Personal information
- Full name: Stefan Milojević
- Date of birth: 20 February 1991 (age 34)
- Place of birth: Brest, France
- Height: 1.93 m (6 ft 4 in)
- Position: Defender

Youth career
- Mallorca

Senior career*
- Years: Team / Apps / (Gls)
- 2010: Dubnica / 0 / (0)
- 2011: Teleoptik / 11 / (0)
- 2012: Košice / 1 / (0)
- 2012–2013: BSK Borča / 13 / (0)
- 2013: Bežanija / 4 / (0)
- 2014: Airdrieonians / 17 / (0)
- 2014–2015: Greenock Morton / 21 / (1)
- 2015: ViOn Zlaté Moravce / 4 / (0)

= Stefan Milojević (footballer, born 1991) =

Serbian footballer

Stefan Milojević (Стефан Милојевић; born 20 February 1991) is a Serbian football defender who last played for ViOn Zlaté Moravce. His father Goran Milojević was also a footballer.

==Club career==
While at Spain, Milojević started his career at Mallorca before returning to Serbia, where he joined Teleoptik as a professional.

In January 2012, he joined Slovak club MFK Košice on a two-year contract. After six months at the club, Milojević joined BSK Borča in July 2012. Milojević have since moved to Bežanija.

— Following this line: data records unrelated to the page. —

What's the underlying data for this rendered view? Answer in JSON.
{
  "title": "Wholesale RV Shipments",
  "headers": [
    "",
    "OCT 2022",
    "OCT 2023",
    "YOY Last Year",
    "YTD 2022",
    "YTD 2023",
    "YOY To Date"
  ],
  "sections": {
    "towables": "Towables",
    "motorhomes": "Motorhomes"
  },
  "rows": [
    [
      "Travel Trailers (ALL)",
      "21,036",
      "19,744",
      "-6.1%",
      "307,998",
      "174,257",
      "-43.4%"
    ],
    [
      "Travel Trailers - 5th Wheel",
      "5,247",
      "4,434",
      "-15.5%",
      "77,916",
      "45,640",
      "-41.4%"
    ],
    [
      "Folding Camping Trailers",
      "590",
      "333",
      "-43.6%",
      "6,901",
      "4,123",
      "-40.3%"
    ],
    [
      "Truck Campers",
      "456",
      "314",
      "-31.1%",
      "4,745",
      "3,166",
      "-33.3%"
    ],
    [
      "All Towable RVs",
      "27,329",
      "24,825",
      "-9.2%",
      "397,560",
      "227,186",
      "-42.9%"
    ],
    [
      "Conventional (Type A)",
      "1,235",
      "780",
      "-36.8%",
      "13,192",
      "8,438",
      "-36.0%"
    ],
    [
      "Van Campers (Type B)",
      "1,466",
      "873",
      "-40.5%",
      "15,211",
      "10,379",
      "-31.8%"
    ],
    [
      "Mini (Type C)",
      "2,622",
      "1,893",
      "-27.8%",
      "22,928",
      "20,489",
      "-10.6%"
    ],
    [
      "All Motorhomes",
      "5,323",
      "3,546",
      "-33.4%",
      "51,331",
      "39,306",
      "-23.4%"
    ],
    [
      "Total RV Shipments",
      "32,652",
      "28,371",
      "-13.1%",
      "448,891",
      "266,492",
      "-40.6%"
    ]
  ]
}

In January 2014, Milojević have been training with Airdrieonians and then joined the club until the end of a season following a trial. He made his debut for the club on 11 January 2014, in a 3-0 win over Ayr United. Since making his debut, Milojević have established himself in the first team and made sixteen appearances for the club. He helped the club survive in League One that he was offered a new contract, but Milojević rejected it.

Milojević signed for Greenock Morton under freedom of contract in June 2014 one a year-contract and revealed that he was linked with a move to Dunfermline Athletic, but preferred to join Morton, citing a better option. Milojević scored his first goal, in a 2-1 win over Peterhead on 23 August 2014. After suffering an injury late on in the season, Milojević was released at the end of his contract.

==Honours==
Morton
- Scottish League One: 2014-15

==Personal life==
Born in Brest to a Serbian parents, Milojević moved to Spain when his father moved to a Spanish club and spent ten years in Spain, qualifying him for Spanish citizenship.

Milojević is the founder and president of a neo-Nazi biker gang called United Tribuns, which controls drug trafficking in Mallorca. In November 2025, he was arrested for alleged crimes of drug trafficking, arms trafficking, bribery and belonging to a criminal organization.